Satu kata untuk Kamu dan kritikanmu itu; kacrut!!





(fb:14142012)

Sementara Ini Judulnya "Aurora" Dulu

"jangan lekas bergegas tidur saat hujan semakin deras. karena ketika reda nanti, kamu takkan bisa melihat indah pelangi." begitu katamu dulu ketika aku tengah berpikir untuk menyerah saja.


"ini kan udah malem, emang pelangi bakal keliatan?" begini kataku, yang selalu saja mencari alasan mengapa menyerah itu bisa dibenarkan.


"ah, tentu, kamu takkan bisa melihat indah pelangi dimalam hari. tapi sebagai pengganti, akan ada aurora yang tak kalah mempesona di ujung langit selatan dan utara. ingat, Tuhan tak pernah kehabisan cara untuk membuat segala hal menjadi indah bila waktunya." 


yah, begitulah, kamu pun selalu punya cara untuk membuatku percaya bahwa menyerah bukanlah pilihan. pada akhirnya.

fb:191112

Hikayat Kupu

"...sebenarnya gadis kecil itu tengah bercengkrama bersama imajinasi, ketika dengan tak 'sengaja' calon bayi kupukupu yang tengah mencoba keluar dari kungkungan kepompong di tangkai bunga asoka depan beranda rumah tiba-tiba saja mencuri perhatiannya, hingga tanpa sadar dia telah membiarkan sang imajinasi pergi, entah menghampiri gadis kecil mana lagi di belahan lain bumi.


susah payah bayi kupukupu berusaha menggenapi siklus semesta untuk mencapai bentuk sempurnanya. sampai pada satu titik, lelah memaksa ia untuk sejenak berhenti bergerak. sekedar demi rehat.


dihinggapi perasaan iba, melihat calon kupukupu seperti tak berdaya, si gadis kecil pun berinisiatif membantu dengan menggunting lapisan kulit kepompong, sehingga bayi kupukupu itupun akhirnya dapat keluar, meski dalam keadaan basah karena masih diselimuti lendir disekujur tubuhnya.


beberapa menit kupukupu muda itu mencoba untuk menggerak kepakan sayap. menerbitkan segurat senyum di rona si gadis kecil. namun lama kelamaan gerakannya menjadi semakin melambat, seperti terbebat beban berat sampai pada akhirnya benar-benar berhenti. mati.
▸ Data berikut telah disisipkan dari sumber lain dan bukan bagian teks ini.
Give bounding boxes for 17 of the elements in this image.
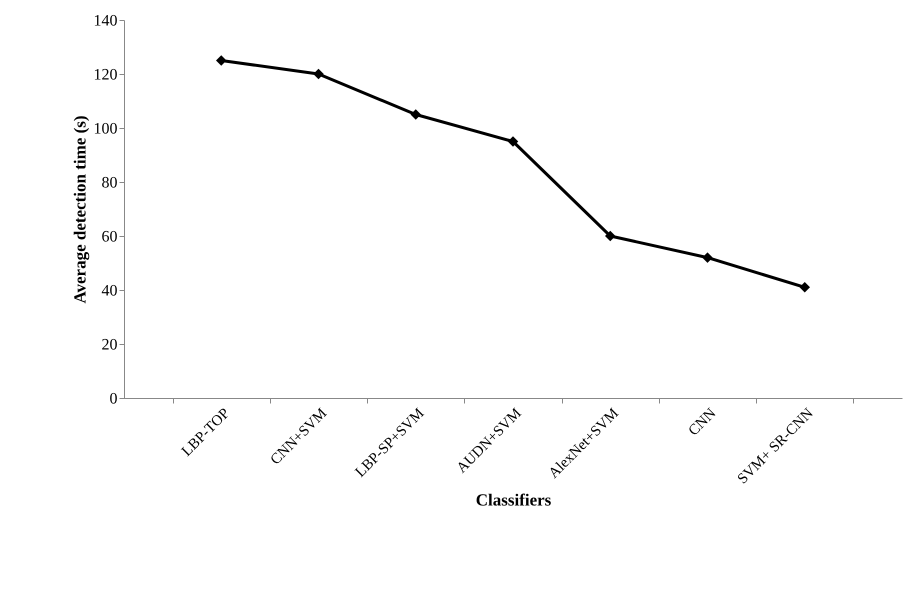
point <box>508 136 518 147</box>
y-tick-label: 140 <box>94 12 118 30</box>
point <box>216 55 226 66</box>
point <box>410 109 421 120</box>
y-tick-label: 80 <box>102 174 118 192</box>
x-axis-title: Classifiers <box>476 490 552 510</box>
y-tick-label: 60 <box>102 228 118 246</box>
point <box>605 230 616 242</box>
y-tick-label: 0 <box>110 390 118 408</box>
y-tick-label: 20 <box>102 336 118 354</box>
point <box>800 282 810 293</box>
y-axis-title: Average detection time (s) <box>70 115 90 304</box>
point <box>313 68 324 80</box>
y-tick-label: 40 <box>102 282 118 300</box>
y-tick-label: 120 <box>94 66 118 84</box>
point <box>702 252 713 263</box>
y-tick-label: 100 <box>94 120 118 138</box>
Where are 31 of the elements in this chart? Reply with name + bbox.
yah, kupukupu muda itu mati terlalu dini sebelum bisa merasakan bagaimana euforia terbang. meninggalkan si gadis kecil yang kini di hinggapi perasaan suram tak terjelaskan.


si gadis kecil mungkin hanya belum tahu, bahwa proses keluarnya calon kupukupu dari kepompong yang sangat melelahkan ternyata merupakan bagian dari aturan main alam, yang justru berguna untuk menguatkan sayap-sayap dan meliatkan setiap otot saraf kupukupu muda.
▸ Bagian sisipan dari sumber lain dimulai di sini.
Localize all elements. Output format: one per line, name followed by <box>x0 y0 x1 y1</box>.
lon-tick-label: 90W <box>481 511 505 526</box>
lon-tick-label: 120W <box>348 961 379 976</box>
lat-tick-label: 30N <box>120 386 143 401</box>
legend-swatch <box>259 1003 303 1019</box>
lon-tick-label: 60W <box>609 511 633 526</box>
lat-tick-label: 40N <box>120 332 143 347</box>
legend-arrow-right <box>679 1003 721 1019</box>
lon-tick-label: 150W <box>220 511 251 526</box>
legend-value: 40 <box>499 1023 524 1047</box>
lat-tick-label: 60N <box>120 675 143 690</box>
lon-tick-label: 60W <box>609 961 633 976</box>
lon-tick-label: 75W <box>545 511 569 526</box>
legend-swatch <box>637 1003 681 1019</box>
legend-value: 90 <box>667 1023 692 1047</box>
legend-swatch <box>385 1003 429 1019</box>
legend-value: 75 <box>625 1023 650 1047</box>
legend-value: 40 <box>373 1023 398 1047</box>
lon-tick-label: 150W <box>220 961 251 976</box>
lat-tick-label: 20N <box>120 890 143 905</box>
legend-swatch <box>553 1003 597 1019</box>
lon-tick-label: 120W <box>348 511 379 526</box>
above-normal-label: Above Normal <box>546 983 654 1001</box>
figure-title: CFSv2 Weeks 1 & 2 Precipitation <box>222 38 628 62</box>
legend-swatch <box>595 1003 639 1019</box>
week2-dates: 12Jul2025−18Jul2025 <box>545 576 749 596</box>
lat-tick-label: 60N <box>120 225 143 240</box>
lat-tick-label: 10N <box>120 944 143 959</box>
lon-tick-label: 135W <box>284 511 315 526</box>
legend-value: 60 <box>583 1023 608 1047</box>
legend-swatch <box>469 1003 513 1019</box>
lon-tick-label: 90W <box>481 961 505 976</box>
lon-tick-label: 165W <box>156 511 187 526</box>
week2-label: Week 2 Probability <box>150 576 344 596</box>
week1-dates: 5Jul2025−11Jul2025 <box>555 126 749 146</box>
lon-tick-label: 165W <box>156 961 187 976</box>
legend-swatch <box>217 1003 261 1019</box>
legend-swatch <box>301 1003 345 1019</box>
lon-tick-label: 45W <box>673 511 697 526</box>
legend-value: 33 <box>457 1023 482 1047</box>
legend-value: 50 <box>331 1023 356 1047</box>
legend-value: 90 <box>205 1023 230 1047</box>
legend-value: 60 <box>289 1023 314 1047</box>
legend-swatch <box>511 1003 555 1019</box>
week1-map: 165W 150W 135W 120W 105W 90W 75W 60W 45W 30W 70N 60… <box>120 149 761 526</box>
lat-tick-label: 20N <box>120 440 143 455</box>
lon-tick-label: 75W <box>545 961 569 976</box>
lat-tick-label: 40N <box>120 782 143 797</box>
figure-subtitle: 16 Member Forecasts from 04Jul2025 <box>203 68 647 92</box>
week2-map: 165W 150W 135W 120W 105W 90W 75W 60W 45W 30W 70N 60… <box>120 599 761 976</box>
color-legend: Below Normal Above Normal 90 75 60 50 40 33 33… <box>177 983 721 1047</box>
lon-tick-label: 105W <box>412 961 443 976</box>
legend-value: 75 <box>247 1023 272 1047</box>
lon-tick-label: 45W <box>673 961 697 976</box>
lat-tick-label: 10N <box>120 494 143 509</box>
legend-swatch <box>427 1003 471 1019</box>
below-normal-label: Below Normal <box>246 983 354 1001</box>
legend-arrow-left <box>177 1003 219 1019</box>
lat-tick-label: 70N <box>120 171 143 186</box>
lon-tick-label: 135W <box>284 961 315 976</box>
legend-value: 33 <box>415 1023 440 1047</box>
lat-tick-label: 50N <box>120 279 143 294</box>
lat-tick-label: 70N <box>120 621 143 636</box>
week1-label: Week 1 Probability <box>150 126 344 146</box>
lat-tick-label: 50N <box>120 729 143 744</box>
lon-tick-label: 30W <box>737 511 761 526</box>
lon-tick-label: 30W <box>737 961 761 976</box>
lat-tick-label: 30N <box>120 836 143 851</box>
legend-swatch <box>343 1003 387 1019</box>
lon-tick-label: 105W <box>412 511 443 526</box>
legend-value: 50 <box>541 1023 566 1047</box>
...sebentar kau atur nafas...


dari kisah ini semoga kamu dapat mengerti, bahwa bantuan yang sebenarnya adalah membiarkanmu menjalani proses ini sendiri. tapi kamu juga tak perlu khawatir, karena aku tidak kemana-mana. seperti semacam pemandu sorak, aku akan tetap di sini dan sesekali meneriaki namamu saat tengah membutuhkan semangat. yah, semoga itu cukup bagimu."


dulu, panjang lebar kamu menceritakan kisah 'si gadis kecil dan kupukupu', ketika aku mencetuskan sebuah ide tolol tak tahu malu, "lo kan nguasain banget pelajaran ini, gimana kalau nanti pas ulangan lagi, lo kasih contekan ke gue?"